I remember hiking up Valley View Trail looking for an
elevator, or anything to propel me up the trail. Valley View Trail is a skinny,
dirt-road neck of the Alleghany Mountains that extends for 2.5 miles among a
cluster of other skinny, dirt-road necks that each ramify out and inevitably
intersect with more skinny, dirt-road necks, none of which have elevators. They
do, however, have miniscule stones that slip into your shoes and jab at your
toes. And they do have flora that chafe against your legs and leave bothersome,
red rashes that linger for weeks and beg to be itched and itched. And they do
have unknowable creatures that scarper in the dense mountain trees and thrash in
the thrushes and rumble about, but these creatures are never seen and may be
easily mistaken for black bears when in actuality they’re something so
innocuous as rabbits or Dufflepuds. But, being a fatigued ten year-old on a
trail I resented to climb, I was predisposed to believe in black bears and not
Dufflepuds. So, upon hearing a rustling in the trees to my right and seeing, I
think, a flash of black fur, I decided to quit my hike all together and feigned
dead on Valley View Trail, very quietly grumbling about “’what would have happened’” if only I had stayed back at the hotel
where they had no black bears and two, running elevators. (Lewis 171).

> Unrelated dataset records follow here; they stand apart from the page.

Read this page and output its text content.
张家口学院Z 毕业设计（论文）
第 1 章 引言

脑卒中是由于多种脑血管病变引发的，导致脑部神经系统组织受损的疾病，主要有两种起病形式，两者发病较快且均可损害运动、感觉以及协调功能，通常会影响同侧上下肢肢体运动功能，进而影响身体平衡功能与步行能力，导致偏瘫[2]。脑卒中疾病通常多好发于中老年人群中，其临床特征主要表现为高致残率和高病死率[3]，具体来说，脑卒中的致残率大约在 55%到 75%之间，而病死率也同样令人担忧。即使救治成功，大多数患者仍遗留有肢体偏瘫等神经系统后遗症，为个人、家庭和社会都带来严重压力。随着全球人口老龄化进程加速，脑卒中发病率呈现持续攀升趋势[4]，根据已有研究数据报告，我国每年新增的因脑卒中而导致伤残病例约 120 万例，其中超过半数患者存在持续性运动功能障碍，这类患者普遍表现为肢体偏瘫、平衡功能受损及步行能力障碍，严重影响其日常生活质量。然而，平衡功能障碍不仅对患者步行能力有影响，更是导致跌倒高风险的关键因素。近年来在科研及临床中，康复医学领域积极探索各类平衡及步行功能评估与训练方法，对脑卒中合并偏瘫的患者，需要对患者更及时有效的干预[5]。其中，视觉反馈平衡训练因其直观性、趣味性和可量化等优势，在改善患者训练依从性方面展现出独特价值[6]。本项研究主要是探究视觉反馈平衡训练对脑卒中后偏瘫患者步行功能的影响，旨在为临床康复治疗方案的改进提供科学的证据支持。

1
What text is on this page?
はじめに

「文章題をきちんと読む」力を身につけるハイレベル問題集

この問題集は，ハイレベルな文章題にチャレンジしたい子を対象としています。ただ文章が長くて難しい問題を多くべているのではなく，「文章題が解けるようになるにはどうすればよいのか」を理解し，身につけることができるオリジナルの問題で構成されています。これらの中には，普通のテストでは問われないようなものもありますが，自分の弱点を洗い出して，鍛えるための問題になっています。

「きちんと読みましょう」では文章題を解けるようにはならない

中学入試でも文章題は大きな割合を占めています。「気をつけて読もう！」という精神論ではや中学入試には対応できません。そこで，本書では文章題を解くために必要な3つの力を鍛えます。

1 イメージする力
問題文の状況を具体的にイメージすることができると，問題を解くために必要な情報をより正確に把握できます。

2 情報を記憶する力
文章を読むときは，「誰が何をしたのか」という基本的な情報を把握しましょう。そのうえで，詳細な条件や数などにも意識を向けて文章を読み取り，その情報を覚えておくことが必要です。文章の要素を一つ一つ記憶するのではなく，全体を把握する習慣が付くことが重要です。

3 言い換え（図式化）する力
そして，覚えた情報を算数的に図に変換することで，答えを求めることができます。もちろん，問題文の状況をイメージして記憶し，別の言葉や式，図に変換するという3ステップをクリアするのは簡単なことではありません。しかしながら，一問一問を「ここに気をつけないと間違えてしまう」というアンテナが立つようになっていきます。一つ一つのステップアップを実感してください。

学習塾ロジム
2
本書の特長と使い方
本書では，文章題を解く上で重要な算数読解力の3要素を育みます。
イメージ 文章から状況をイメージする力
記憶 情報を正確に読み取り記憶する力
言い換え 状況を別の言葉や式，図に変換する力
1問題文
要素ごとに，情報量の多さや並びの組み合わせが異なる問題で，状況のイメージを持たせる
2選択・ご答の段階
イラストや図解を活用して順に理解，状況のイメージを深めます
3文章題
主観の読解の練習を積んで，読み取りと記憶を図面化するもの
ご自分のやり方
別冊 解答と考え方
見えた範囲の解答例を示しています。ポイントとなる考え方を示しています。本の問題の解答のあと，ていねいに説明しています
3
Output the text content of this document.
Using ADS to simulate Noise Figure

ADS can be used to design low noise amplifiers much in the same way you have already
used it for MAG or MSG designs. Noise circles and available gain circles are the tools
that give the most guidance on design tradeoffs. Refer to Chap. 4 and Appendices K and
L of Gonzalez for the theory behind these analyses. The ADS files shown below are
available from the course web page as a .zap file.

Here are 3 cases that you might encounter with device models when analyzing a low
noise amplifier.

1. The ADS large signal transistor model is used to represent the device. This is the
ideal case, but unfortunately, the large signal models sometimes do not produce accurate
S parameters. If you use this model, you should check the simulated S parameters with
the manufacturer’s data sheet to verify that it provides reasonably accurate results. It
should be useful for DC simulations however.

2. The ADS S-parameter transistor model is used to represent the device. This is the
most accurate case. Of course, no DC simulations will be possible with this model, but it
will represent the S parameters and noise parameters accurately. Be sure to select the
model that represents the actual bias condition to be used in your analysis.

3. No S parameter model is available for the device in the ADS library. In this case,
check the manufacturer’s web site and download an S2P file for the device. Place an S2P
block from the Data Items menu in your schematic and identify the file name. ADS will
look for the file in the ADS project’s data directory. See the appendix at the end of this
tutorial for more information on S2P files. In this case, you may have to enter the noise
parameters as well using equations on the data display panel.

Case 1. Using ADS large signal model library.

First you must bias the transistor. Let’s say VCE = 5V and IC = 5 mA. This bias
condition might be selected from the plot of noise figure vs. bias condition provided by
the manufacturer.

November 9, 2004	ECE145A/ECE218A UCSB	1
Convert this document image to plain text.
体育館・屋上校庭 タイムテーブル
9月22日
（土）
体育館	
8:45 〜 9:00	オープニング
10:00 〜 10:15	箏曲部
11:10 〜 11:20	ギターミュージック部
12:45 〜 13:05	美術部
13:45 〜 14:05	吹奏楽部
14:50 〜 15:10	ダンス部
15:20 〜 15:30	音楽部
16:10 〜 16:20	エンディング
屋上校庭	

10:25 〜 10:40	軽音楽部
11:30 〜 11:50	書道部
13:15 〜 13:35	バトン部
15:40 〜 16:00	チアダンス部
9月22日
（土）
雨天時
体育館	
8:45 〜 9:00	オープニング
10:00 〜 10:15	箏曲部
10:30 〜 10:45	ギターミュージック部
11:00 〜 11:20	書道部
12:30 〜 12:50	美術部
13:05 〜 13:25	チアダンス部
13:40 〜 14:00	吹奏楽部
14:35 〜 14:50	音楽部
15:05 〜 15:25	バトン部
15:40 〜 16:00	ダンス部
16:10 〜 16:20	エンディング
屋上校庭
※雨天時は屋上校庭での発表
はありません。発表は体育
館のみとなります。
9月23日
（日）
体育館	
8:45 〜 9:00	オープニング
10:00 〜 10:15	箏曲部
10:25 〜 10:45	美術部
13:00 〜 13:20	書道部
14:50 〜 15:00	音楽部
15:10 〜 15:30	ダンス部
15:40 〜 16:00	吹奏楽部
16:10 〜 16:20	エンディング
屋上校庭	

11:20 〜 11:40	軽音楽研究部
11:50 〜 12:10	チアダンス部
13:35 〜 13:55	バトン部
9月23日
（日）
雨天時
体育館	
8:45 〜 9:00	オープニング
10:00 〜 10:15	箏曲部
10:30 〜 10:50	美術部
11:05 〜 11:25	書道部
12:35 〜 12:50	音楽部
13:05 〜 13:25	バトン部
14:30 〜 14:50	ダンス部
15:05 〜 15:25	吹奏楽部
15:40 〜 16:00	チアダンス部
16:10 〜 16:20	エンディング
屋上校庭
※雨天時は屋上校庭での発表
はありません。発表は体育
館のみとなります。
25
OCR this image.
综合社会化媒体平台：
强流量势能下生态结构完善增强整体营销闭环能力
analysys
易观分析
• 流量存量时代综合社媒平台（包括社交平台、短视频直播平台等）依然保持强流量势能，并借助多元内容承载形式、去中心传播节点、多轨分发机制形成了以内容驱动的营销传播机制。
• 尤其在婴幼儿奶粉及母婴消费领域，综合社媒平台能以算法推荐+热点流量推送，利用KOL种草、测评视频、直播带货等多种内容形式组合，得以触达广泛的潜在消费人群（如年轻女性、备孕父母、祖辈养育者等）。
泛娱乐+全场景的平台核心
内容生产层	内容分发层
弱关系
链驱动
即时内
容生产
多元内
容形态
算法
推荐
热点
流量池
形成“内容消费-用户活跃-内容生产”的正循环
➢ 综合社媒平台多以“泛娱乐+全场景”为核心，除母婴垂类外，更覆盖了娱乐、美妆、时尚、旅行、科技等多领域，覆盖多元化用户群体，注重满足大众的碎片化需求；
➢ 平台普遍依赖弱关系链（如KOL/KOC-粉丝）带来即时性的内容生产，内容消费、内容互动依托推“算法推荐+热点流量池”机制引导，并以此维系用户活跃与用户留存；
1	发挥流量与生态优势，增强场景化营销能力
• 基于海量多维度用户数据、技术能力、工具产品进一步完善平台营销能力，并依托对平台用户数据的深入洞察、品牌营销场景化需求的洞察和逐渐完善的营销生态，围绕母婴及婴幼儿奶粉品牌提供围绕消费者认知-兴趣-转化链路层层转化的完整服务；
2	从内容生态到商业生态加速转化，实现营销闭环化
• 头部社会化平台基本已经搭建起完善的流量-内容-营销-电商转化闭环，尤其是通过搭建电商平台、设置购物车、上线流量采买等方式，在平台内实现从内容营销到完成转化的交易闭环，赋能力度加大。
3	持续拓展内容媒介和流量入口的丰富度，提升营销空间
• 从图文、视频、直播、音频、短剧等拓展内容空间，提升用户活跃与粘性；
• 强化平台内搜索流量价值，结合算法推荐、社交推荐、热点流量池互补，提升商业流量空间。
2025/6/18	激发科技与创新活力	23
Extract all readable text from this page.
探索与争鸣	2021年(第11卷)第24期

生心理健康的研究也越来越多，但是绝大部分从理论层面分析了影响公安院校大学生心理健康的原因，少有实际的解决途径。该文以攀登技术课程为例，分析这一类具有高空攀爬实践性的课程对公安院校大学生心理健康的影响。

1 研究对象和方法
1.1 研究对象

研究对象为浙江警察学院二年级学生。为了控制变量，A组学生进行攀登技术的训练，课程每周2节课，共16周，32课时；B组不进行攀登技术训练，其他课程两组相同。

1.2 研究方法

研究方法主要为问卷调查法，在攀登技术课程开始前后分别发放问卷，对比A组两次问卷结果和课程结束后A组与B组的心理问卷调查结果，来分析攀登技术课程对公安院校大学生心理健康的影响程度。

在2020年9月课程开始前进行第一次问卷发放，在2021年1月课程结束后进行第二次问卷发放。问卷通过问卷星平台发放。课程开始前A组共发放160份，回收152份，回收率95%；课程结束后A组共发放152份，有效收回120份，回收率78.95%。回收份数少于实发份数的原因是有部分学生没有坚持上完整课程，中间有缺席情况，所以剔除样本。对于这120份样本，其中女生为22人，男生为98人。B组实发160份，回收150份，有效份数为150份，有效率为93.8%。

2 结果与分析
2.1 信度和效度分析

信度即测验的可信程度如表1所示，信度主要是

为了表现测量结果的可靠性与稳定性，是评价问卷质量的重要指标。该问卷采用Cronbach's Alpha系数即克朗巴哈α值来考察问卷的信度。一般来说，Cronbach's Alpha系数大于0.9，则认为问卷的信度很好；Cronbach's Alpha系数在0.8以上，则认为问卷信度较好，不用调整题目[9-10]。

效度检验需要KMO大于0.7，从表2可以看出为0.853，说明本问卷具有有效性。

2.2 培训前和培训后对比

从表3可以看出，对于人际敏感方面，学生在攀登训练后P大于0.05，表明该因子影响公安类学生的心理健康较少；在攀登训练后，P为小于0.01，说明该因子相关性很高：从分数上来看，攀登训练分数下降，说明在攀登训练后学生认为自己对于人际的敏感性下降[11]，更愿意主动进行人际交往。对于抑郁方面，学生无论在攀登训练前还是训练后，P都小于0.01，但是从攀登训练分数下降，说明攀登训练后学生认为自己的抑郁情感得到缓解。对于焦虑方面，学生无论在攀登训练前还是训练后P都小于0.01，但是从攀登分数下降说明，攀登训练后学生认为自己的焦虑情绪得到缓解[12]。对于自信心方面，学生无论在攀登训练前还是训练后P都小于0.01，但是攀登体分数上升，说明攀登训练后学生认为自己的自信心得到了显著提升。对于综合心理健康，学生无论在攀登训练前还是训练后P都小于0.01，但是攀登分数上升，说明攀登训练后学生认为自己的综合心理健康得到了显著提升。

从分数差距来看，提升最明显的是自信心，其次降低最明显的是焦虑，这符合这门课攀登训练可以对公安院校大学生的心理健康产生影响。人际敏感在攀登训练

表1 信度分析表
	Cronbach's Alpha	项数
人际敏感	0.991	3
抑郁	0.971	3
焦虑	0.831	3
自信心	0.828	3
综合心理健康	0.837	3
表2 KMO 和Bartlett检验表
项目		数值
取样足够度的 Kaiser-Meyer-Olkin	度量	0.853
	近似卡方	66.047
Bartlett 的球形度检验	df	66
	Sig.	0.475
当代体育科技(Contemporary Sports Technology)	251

On Valley View Trail, I was as petulant as Eustace on the Dawn Treader. However, Eustace was
resilient. He underwent healing and rebirth, becoming a nobler boy who
comported himself more chivalrously and, in a defining scene, even relented
against a hulking sea creature (125). In contrast, I played possum at the sight
of a fur patch.
Eustace, I mean to
say, is a noble boy (far more noble than most Earth-based boys) befitting the
Narnian archetype of noble child-kings and child-warriors, who, despite being
in their nonage, are exceptionally self-sufficient, autonomous, and admirable
individuals. These child-kings and
child-warriors, C.S. Lewis shows, encounter difficult, adult-type problems and
tackle them with a child-like savvy, suggesting that children are the purest
and noblest of humankind.
The seven lords that came before the Dawn Treader failed.
The four boys and girls (Caspian, Lucy, Eustace, Edmund) that came after the
seven lords succeeded. Where men foundered, children triumphed. Trials and tribulations were not light for
these children either. For example, Lucy was tasked with dispelling a magician’s
curse on pain of death. And, midway through this task, she began to encounter
the particular eeriness of the magician’s abode. “It would have been nicer if
there had not been strange signs painted in scarlet on the doors,” Lucy ruminates (158). She goes on to
acknowledge the eeriness of other things as well - the masks and the doors.
But, nevertheless with some childish optimism and bravery (“It’s quite
harmless,” she reassures herself of the ostensible dangers), the little Lucy
undoes the curse, an act that can be effectively described as an emancipation
of a people (161).
The Dufflepuds owe all gratitude to Lucy and, more broadly,
to children. For men could not have done the same. The fully grown Dufflepuds
were incapable of helping themselves and the seven adult lords were more so
inept, not even able to prevent themselves from being killed, turned to gold,
or otherwise lost in darkness or sleep. And certainly the sailors on the Dawn Treader could not have mustered the
courage to penetrate the magician’s abode, for these sailors wavered and
hesitated when the utter East was within reach and were compelled only after
the adolescent Caspian had warbled out a speech and given them “the heart to go
further” (230). In this instance and similar ones, where men are seen to be
foolish, unthinking, and self-defeating, children are seen to be autonomous,
self-sufficient, and able. Well, except
for ten year-old me.
Perhaps I was acting more of an early-state Eustace while I
was cowering on Valley View, perhaps I needed a King Caspian rabble-rousing
speech or an edifying whisper-in-the-ear from Lucy to propel me up the trail.
Either way, I was pathetic in my nonage. And it was quite clear that I “had
read none of the right books,” looking for an elevator and not the unadulterated
confidence within to push me up the mountain (89).